Dr. Arita received his Ph.D. from the Graduate School of Pharmaceutical Sciences, University of Tokyo in 1997. After postdoctoral training at Brigham and Women’s Hospital/Harvard Medical School, he became an instructor at Harvard Medical School in 2003. He returned to Japan in 2006 as an associate professor at the University of Tokyo. Since 2014, he has headed the Laboratory for Metabolomics at the RIKEN Center for Integrative Medical Sciences as its team leader. He also serves as a visiting professor in the Graduate School of Medical Life Science at Yokohama City University. In 2016, he became professor of physiological chemistry and metabolism at Keio University Faculty of Pharmacy. Dr. Arita is currently project leader on the LipoQuality Program project, a Japan Society for the Promotion of Science Grant-in-Aid for Scientific Research on Innovative Area. His work on the biology of lipoquality seeks to understand the molecular mechanisms through which specific lipid structures elicit their biological functions, and how the coordinated dynamics of these lipids maintain cellular and tissue homeostasis.

Charles N. Serhan, Ph.D.

Harvard Medical School
Cambridge, MA

Dr.

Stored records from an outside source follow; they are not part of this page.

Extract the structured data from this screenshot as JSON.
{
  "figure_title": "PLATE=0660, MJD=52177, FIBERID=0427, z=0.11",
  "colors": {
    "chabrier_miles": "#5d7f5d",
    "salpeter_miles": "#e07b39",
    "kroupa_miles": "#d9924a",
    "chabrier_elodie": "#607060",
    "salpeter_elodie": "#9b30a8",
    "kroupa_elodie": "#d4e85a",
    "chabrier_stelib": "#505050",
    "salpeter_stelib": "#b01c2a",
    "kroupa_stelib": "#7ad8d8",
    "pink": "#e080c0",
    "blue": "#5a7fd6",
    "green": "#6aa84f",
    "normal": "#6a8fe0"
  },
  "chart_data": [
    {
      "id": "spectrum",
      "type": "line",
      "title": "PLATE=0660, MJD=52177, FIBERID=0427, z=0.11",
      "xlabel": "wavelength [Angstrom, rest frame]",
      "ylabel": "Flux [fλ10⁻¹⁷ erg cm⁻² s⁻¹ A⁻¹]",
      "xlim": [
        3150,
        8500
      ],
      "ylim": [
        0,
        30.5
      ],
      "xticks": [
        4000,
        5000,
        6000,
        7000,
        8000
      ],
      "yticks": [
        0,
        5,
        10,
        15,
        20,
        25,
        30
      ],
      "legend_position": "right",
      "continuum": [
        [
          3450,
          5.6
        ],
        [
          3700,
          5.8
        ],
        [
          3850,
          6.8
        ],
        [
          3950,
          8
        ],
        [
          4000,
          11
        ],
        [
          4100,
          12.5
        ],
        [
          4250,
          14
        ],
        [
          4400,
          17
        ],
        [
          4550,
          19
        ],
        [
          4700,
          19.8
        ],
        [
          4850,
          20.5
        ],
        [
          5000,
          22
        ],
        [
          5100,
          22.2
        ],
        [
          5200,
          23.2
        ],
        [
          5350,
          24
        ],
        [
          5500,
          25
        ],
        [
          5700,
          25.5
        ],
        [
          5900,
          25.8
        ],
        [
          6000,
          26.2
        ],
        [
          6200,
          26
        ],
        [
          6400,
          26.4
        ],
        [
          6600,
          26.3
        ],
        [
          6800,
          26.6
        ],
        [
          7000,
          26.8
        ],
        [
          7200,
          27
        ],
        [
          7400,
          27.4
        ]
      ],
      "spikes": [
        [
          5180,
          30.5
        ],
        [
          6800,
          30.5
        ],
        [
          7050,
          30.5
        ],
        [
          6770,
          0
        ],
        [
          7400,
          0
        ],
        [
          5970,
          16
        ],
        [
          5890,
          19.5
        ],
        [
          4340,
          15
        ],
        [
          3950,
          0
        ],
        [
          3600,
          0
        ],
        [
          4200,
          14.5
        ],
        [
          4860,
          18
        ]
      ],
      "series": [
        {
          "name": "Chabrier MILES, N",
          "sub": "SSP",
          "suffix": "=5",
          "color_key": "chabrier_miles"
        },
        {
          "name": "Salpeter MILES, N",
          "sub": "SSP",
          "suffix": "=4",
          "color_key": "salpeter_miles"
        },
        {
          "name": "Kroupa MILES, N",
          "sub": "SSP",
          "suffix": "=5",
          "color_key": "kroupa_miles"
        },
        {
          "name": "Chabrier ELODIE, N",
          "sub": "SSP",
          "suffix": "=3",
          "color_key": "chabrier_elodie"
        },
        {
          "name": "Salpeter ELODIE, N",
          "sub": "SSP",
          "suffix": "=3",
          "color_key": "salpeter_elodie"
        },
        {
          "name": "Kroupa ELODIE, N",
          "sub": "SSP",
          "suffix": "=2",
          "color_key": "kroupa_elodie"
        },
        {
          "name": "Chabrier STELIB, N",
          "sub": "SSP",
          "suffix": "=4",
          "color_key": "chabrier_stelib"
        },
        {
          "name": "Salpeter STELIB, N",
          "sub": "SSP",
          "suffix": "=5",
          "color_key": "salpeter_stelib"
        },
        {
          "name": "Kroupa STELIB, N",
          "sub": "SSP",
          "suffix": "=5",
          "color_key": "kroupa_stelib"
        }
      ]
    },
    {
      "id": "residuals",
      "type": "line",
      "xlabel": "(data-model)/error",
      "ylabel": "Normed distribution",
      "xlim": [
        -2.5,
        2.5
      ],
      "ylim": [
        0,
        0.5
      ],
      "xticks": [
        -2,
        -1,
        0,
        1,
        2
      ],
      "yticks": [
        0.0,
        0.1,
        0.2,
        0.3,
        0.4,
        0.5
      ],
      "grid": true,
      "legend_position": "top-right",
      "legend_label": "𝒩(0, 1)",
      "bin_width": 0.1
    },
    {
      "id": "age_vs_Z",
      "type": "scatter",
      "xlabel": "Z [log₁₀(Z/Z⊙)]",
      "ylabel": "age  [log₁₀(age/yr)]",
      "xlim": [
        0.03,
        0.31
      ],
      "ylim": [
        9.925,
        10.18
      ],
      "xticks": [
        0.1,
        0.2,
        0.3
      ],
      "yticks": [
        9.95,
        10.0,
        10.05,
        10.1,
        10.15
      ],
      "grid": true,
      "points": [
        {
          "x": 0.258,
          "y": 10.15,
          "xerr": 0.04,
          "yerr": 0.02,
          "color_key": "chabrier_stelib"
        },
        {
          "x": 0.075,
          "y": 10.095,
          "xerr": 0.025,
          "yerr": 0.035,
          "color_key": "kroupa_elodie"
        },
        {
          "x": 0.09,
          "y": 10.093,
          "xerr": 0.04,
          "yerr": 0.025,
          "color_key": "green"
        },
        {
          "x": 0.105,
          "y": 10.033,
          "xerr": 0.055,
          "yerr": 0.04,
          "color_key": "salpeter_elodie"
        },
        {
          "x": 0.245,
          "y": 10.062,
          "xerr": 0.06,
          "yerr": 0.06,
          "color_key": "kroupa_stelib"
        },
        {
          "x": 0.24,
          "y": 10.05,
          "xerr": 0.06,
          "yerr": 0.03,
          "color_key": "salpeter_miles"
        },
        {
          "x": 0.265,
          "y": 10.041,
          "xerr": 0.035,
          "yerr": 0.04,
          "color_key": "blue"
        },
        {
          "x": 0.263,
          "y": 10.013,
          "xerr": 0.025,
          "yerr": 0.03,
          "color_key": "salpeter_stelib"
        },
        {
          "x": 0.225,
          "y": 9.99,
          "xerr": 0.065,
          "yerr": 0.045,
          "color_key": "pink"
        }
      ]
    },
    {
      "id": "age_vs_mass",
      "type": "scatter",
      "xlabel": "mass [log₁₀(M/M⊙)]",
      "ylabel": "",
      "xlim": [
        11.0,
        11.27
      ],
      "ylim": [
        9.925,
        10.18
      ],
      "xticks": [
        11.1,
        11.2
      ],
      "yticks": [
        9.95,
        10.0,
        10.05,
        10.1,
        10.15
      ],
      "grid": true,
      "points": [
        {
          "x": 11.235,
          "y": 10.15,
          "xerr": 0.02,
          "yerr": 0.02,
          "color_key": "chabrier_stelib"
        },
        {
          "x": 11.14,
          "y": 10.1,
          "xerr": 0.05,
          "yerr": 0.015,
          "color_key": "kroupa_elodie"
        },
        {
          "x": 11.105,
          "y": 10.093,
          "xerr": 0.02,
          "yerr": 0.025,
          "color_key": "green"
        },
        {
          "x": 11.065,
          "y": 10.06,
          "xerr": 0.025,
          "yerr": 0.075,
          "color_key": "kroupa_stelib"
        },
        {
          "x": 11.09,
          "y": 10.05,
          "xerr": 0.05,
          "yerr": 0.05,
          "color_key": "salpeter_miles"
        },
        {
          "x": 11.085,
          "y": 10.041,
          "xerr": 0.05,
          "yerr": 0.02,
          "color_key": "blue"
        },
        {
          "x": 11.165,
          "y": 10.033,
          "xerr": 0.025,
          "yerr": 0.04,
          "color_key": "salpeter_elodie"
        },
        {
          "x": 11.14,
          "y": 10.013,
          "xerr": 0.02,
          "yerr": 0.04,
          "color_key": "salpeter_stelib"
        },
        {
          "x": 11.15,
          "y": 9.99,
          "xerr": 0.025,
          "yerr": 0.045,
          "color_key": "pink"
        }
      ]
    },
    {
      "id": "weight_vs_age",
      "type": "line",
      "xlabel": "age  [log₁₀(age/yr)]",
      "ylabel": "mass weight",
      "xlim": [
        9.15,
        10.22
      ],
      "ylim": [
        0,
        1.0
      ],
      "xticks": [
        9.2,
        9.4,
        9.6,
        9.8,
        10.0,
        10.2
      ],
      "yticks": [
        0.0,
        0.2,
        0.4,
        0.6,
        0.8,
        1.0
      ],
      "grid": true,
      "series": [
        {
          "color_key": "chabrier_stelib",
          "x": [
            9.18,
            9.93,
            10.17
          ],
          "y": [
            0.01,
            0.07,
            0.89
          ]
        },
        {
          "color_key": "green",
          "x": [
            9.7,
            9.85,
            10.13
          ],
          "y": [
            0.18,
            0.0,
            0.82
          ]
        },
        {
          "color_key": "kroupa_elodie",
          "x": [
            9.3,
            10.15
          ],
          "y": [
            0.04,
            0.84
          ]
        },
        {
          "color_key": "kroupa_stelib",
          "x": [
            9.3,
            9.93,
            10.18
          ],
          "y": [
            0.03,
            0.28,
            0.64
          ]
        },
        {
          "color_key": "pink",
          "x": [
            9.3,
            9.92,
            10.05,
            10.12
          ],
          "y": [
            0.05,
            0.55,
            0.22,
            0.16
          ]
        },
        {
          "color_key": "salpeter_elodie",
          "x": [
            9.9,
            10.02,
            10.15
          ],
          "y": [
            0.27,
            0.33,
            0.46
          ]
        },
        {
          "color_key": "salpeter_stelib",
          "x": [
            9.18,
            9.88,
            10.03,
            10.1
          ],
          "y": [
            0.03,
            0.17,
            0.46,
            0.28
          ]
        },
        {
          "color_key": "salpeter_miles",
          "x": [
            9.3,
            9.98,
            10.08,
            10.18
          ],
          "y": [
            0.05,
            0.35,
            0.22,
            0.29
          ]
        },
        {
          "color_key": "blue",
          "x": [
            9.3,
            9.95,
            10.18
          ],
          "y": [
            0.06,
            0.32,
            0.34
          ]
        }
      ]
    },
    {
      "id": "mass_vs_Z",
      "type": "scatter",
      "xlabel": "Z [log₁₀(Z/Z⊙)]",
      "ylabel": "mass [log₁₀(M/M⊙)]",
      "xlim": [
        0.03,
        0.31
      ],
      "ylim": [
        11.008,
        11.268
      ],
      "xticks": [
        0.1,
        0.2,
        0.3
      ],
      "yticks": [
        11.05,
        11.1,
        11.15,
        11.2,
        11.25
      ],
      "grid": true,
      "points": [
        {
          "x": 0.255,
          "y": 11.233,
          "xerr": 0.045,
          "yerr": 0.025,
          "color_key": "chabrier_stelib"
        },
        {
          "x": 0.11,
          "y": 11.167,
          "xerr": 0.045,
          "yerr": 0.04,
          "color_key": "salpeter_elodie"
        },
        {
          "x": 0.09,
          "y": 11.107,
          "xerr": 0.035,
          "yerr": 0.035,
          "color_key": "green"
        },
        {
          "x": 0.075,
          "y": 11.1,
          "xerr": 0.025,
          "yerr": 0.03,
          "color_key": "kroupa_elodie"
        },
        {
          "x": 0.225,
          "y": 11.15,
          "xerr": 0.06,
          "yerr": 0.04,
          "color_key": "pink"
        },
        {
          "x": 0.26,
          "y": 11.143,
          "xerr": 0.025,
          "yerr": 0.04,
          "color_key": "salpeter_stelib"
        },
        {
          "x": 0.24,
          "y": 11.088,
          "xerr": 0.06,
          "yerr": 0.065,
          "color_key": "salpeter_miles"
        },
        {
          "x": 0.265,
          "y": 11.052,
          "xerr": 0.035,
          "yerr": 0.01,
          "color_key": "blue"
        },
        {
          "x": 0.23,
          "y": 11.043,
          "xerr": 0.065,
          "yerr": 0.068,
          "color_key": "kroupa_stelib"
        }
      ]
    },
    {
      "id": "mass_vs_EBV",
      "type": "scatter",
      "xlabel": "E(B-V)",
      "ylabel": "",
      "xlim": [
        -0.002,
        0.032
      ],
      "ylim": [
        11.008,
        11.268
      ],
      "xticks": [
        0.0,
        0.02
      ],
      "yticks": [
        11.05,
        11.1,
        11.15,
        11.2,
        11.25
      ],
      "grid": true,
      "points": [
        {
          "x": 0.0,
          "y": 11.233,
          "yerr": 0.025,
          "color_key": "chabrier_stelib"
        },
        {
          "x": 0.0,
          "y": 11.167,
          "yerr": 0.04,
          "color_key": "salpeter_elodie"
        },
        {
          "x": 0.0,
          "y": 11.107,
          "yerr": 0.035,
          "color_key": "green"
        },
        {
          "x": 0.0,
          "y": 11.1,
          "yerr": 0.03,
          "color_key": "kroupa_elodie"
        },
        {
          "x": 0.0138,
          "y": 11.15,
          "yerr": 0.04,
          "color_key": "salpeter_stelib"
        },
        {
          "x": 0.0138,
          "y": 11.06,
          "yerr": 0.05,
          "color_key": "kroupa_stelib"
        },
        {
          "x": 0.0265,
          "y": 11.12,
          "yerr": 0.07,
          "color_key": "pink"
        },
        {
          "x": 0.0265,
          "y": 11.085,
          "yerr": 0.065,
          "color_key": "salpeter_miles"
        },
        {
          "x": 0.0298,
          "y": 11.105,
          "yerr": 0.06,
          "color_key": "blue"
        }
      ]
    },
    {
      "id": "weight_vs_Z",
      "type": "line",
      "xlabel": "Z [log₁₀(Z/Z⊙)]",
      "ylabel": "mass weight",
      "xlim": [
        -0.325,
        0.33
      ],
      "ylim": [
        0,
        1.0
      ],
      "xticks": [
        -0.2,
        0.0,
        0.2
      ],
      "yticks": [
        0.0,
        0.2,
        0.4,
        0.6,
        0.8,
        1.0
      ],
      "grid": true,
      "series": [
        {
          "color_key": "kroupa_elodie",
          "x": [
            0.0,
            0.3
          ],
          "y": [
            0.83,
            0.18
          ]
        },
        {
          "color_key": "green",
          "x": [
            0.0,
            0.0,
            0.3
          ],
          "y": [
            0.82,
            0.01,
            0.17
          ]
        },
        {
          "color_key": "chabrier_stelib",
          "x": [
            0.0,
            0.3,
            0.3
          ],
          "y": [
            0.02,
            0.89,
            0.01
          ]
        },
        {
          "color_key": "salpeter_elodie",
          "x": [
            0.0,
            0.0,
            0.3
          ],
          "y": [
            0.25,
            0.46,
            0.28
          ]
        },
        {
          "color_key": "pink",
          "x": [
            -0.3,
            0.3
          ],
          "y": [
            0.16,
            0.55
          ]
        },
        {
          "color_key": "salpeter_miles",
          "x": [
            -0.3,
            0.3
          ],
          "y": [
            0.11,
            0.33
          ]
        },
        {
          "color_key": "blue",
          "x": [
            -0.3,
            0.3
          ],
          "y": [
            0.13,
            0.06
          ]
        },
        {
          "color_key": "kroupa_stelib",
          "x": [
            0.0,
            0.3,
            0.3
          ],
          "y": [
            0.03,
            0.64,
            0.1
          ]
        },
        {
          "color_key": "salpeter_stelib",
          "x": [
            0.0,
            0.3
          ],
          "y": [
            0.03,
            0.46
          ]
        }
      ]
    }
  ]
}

Serhan is the Simon Gelman Professor of Anaesthesia (biochemistry and molecular pharmacology) at Harvard Medical School and professor of Oral Medicine, Infection, and Immunity at Harvard School of Dental Medicine. He is also director of the Center for Experimental Therapeutics and Reperfusion Injury at Brigham and Women’s Hospital. He received a B.S. degree in biochemistry from Stony Brook University, followed by a doctorate in experimental pathology and medical sciences from New York University School of Medicine. Between 1981 and 1986, he was a visiting scientist and postdoctoral fellow at the Karolinska Institutet in Stockholm with Nobel laureate Bengt Samuelsson. He joined the faculty at Harvard Medical School in 1987 and received an honorary degree from Harvard University in 1996. He has received several awards, including a U.S. National Institutes of Health MERIT award, the William Harvey Research Institute John Vane Medal (2008), the Ross Prize in Molecular Medicine (2016), and the International Eicosanoid Research Foundation’s 2017 Lifetime Achievement Award (2017), and was elected an Honorary Life Member by the Society for Leukocyte Biology (2019). He was elected as a fellow of AAAS in 2011. His research focuses on structural elucidation of bioactive small molecules and pathways that activate the resolution of acute inflammation. His group has characterized several new families of lipid-derived, local-acting chemical mediators and has designed novel therapeutic approaches using these structures as biotemplates.

Sean Sanders, Ph.D.

Science/AAAS
Washington, DC

Dr. Sanders did his undergraduate training at the University of Cape Town, South Africa, and his Ph.D. at the University of Cambridge, UK, supported by the Wellcome Trust. Following postdoctoral training at the National Institutes of Health and Georgetown University, Dr. Sanders joined TranXenoGen, a startup biotechnology company in Massachusetts working on avian transgenics. Pursuing his parallel passion for writing and editing, Dr. Sanders joined BioTechniques as an editor, before joining Science/AAAS in 2006. Currently, Dr. Sanders is the Director and Senior Editor for Custom Publishing for the journal Science and Program Director for Outreach.